We identified a second case of partial gain of chromosome 1, again involving the entire 1q arm, based on SNP data from the brain sample of an individual (HMG-2) reported to have isolated HMG on MRI, similar but somewhat milder neuropathological findings of mild dysplasia (manifest primarily as a thickened cortical ribbon), and no other medical problems. The gain in copy number is shown in Supplemental Figure 1. Copy number at 1q assessed by qPCR was 2.75 (S.D. 0.28), again consistent with mosaic partial trisomy. Leukocytes or other tissues were not available from this individual, so the somatic nature of the mutation could not be directly tested. Inspection of the published literature and the Database of Genomic Variants (http://projects.tcag.ca/variation/), a large database of copy number variation, suggest that there are no known control individuals with large constitutional duplications of 1q (Iafrate et al., 2004).
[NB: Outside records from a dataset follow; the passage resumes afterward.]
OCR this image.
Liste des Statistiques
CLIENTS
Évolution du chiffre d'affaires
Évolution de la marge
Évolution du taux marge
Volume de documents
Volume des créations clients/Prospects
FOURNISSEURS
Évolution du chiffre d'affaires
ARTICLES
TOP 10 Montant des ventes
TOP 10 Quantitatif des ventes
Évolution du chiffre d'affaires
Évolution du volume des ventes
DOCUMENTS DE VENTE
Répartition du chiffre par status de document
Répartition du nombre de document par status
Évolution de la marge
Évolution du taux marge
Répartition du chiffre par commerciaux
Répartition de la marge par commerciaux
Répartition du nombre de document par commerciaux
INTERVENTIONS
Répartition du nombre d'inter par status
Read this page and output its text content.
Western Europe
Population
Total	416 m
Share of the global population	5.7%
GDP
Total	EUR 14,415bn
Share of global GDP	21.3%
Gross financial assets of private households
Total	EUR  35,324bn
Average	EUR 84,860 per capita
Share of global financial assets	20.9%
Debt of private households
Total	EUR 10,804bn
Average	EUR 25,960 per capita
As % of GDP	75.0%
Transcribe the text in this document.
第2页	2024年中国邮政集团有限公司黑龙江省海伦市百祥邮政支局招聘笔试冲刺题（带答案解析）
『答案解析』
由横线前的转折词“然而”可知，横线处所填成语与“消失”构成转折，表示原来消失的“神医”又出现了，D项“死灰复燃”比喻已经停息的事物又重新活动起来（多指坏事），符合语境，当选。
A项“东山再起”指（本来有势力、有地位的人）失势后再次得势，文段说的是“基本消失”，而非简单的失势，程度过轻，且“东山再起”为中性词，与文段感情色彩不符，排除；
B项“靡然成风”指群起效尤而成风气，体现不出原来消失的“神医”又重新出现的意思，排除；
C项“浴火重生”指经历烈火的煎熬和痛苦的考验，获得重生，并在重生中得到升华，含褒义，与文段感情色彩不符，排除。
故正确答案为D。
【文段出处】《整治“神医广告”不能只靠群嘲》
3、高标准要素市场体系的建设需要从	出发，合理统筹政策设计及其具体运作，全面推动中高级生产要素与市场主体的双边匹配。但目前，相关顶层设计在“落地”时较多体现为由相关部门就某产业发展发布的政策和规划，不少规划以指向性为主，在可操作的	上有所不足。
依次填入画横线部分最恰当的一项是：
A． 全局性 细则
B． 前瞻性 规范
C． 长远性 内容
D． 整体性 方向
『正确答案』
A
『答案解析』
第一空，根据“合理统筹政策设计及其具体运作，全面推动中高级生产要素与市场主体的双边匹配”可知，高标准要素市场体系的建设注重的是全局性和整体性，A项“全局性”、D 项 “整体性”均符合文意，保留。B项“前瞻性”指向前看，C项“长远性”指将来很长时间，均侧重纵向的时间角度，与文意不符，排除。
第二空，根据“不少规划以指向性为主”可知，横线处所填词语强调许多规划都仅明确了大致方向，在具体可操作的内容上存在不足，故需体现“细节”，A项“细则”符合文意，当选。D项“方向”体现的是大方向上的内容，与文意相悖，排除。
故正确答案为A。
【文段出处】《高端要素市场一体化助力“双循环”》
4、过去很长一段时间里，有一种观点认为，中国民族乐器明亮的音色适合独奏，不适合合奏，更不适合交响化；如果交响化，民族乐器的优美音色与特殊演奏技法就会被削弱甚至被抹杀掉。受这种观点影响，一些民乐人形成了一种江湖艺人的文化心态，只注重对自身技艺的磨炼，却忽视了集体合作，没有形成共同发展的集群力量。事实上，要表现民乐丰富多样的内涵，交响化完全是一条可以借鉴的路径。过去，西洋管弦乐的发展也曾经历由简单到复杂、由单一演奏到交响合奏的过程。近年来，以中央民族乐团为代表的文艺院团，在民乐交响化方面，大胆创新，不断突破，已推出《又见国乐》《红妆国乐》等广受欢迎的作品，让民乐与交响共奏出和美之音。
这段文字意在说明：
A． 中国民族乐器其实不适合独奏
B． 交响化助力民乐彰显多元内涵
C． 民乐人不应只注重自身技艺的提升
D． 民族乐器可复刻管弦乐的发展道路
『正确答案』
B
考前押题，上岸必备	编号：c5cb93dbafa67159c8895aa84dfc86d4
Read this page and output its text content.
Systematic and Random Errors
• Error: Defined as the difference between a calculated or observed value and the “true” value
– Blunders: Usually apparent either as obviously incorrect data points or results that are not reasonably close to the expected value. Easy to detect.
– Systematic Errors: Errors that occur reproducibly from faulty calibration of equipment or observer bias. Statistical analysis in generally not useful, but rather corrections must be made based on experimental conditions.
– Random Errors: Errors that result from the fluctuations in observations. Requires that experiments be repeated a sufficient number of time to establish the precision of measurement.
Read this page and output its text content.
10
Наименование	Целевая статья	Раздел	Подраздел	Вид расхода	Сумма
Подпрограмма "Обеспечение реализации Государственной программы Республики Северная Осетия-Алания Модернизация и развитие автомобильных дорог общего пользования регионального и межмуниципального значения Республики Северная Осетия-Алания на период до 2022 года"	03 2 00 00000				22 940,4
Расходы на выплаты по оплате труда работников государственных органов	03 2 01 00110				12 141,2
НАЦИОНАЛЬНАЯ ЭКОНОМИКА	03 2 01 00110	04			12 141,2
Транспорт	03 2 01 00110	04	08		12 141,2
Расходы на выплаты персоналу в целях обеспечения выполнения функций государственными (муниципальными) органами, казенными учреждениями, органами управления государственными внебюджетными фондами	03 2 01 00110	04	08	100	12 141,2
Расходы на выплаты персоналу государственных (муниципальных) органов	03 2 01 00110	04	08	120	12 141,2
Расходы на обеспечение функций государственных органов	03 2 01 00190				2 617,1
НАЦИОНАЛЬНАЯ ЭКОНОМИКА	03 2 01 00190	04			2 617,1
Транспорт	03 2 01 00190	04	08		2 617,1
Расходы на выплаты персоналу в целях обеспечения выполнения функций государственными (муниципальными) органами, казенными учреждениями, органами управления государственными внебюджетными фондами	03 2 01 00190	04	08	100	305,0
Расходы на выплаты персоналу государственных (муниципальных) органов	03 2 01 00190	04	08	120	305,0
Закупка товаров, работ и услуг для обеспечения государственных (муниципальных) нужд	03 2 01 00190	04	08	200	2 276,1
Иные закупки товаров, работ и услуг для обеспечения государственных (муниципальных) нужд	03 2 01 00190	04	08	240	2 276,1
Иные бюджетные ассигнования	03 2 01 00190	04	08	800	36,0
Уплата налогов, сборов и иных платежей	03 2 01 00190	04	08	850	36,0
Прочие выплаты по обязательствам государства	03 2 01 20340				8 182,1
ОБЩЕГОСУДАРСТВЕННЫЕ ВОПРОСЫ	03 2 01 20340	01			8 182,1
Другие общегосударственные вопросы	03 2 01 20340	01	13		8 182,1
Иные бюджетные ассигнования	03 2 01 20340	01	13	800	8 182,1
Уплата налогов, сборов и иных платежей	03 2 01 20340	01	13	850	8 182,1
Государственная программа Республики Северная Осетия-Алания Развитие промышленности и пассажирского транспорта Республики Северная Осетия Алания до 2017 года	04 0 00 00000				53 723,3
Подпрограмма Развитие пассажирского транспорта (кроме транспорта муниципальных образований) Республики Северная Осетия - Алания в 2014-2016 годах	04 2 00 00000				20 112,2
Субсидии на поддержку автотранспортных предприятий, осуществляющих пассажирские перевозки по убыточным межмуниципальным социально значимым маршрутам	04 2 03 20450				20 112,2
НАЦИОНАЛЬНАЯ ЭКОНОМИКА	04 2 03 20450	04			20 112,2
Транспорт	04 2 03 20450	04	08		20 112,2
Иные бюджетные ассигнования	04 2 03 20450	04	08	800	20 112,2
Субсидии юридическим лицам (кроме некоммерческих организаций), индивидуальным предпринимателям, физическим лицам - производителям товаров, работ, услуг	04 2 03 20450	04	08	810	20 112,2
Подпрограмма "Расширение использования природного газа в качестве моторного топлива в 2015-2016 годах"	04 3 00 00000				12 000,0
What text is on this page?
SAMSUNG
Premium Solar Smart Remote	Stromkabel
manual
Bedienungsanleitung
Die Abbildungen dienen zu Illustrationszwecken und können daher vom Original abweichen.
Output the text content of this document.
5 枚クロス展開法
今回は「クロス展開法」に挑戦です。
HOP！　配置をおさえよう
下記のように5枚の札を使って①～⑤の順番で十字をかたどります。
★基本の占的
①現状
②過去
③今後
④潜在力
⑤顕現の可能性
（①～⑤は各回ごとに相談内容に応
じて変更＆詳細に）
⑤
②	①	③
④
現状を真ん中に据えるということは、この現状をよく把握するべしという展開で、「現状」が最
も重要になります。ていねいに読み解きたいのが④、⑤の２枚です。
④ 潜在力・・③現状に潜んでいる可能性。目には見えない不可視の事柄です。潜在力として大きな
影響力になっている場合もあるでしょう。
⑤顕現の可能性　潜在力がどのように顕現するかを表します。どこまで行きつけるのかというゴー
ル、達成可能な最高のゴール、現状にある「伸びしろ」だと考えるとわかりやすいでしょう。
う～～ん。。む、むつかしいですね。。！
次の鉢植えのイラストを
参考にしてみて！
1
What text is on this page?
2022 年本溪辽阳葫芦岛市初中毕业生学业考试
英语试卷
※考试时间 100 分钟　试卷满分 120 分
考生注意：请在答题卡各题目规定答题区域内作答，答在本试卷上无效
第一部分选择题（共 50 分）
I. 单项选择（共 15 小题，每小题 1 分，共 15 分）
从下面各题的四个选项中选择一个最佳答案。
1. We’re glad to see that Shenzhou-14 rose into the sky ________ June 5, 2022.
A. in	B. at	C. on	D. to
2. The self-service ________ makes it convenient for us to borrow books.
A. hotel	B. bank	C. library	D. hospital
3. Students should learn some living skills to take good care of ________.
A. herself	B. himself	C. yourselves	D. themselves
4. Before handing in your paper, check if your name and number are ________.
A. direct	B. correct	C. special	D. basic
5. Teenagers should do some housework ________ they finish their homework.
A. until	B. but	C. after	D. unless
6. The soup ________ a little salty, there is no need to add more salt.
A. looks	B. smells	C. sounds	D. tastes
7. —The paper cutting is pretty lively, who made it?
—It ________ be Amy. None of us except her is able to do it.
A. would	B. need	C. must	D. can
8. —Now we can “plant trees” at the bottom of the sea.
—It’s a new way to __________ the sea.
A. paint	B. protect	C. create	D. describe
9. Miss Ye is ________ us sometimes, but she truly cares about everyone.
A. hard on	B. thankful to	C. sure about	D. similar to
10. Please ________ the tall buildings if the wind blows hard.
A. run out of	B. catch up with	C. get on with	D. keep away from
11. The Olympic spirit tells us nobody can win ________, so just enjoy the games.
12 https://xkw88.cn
Wintle and colleagues recently conducted a sensitive copy number analysis on brain tissue from 52 individuals without HMG (Wintle et al., 2011) and reported no duplications of chromosome 1q larger than 1Mb (whereas the 1q region spans nearly 250 Mb), demonstrating that our finding of 2/8 cases with trisomy of 1q is clearly not a common variant (Wintle et al., 2011).

Chromosome 1q contains many genes, but among them AKT3 is a particularly strong candidate for HMG because deletions that encompass AKT3 have been associated with microcephaly, suggesting a role for AKT3 in control of brain size (Ballif et al., 2012; Boland et al., 2007; Hill et al., 2007). Furthermore, somatic activating mutations in AKT1 have recently been reported to cause Proteus syndrome, and somatic activating mutations in AKT2 have been reported to cause hypoglycemia and asymmetrical somatic growth (Hussain et al., 2011; Lindhurst et al., 2011). Earlier screening for candidate mutations in cancer-associated genes did not reveal any mutations in our cases (data not shown); AKT3 was not included among the genes screened. We sequenced AKT3 as a candidate gene in the 6 remaining non-trisomy cases of HMG and identified 1/6 with a somatic point mutation in AKT3. This case (HMG-3) was a non-dysmorphic boy requiring hemispherectomy at 5 months of age for seizures beginning in the first week of life due to right-sided HMG (MRI before surgery is shown in Figure 1G and H, and after surgery in Figure 1I and J). Following surgery, he had two periods of breakthrough seizures but has been seizure-free for 6 years at 10 years of age. He has left-sided weakness but walks independently, speaks fluently, is able to read, and attends school with special education services. DNA sequencing revealed the mutation AKT3 c.49G→A, p.E17K in the DNA derived from the brain; this mutation was not detectable in DNA derived from the patient’s leukocytes (Figure 3D). To confirm the presence of the mutation in brain cells, we cloned the PCR product from brain and re-sequenced multiple clones (Figure 3D). Forty-six individual clones showed either the mutant sequence only (8/46, or 17.4%) or the normal sequence only (38/46, or 82.6%) (examples shown in Figure 3D), suggesting that the mutation exists in the heterozygous state in ≈35% of the cells.

The activating nature of the AKT3 E17K mutation has been shown previously biochemically (Davies et al., 2008). Evaluation of data from the Exome Variant Server revealed that the AKT3 c.49G→A point mutation is not present in >5000 control individuals (http://evs.gs.washington.edu/). Published estimates suggest a somatic mutation frequency on the order of 10−9 per cell division (Lynch, 2010b), making it highly unlikely that we have observed our AKT3 c.49G→A mutation by chance. Published mutation rates from exome sequencing in humans, coupled with extrapolation of somatic mutation rates in mouse, suggest a <1 × 10−7 chance that the specific AKT3 c.49G→A mutation would occur by chance (Awadalla et al., 2010; Lynch, 2010a).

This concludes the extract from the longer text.